After costly litigation and a weak economy, Valentine said he went under.
Tuesday a federal judge in Atlanta ruled a Savannah woman can sue Georgia's dental board to reopen her business after the board ordered she shut down in 2014.
The Georgia Dental Association sent Viteri a statement that read:
"When it comes to teeth whitening services, there are safety concerns that must be addressed with the skills and professional diagnosis of a licensed dentist. A discolored tooth may signal dental problems, such as an abscess, that may not be detected by an untrained individual. Often an X-ray is needed to determine the proper treatment, and timely treatment can make a difference in keeping or losing the tooth if it is dissolving away.
"In addition, improper application of chemicals in the mouth can damage fillings and inflame gums and the palate. Dark teeth can also be caused by tooth decay or leaking fillings, which are not affected by bleaching but need another type treatment. A dentist examines the current condition of the mouth and existing fillings, and is able to treat any side effects that may be related to a future treatment or change in oral condition. Consider a patient who has tooth colored fillings. Whitening does not change the color of the fillings, so the patient may look worse if those are not identified by a dentist, or the patient may have to spend much more money to replace the old fillings in order to match the different color of the bleached teeth. Whitening done improperly can damage some restorations which can not only cause cosmetic issues but can lead to more serious dental conditions, such as avoiding the proper treatment for tooth decay or abscesses while performing treatment that may not be needed.

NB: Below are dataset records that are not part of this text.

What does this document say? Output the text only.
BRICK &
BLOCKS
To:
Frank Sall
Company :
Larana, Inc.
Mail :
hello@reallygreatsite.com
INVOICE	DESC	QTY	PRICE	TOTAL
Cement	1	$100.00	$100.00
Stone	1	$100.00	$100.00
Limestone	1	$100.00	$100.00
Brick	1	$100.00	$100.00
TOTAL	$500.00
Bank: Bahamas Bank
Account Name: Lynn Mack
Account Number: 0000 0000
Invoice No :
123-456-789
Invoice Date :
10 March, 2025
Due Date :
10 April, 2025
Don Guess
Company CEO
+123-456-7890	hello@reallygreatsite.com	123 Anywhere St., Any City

"Lastly, everyone needs a dental home with a professional who knows what is normal for that individual, and what to do if some abnormal problem arises. A dentist will work with a patient to determine if they are an appropriate candidate for cosmetic services based on the state of their current oral health and their desire for a beautiful smile. Cosmetic services are only one part of the oral health care a dentist can provide."
"If it's more convenient than I am totally for businesses selling it," Atlanta resident Mary Agramonte told Viteri.
"They're going to lose in court which is going to cost the taxpayers of Georgia, me included, more money on this issue," Valentine said.
Viteri contacted Georgia's dental board and a representative told her they do not comment on pending litigation.
An attorney for the Institute for Justice, which is handling the businesswoman's case, said they expect to bring their case against the board within the year.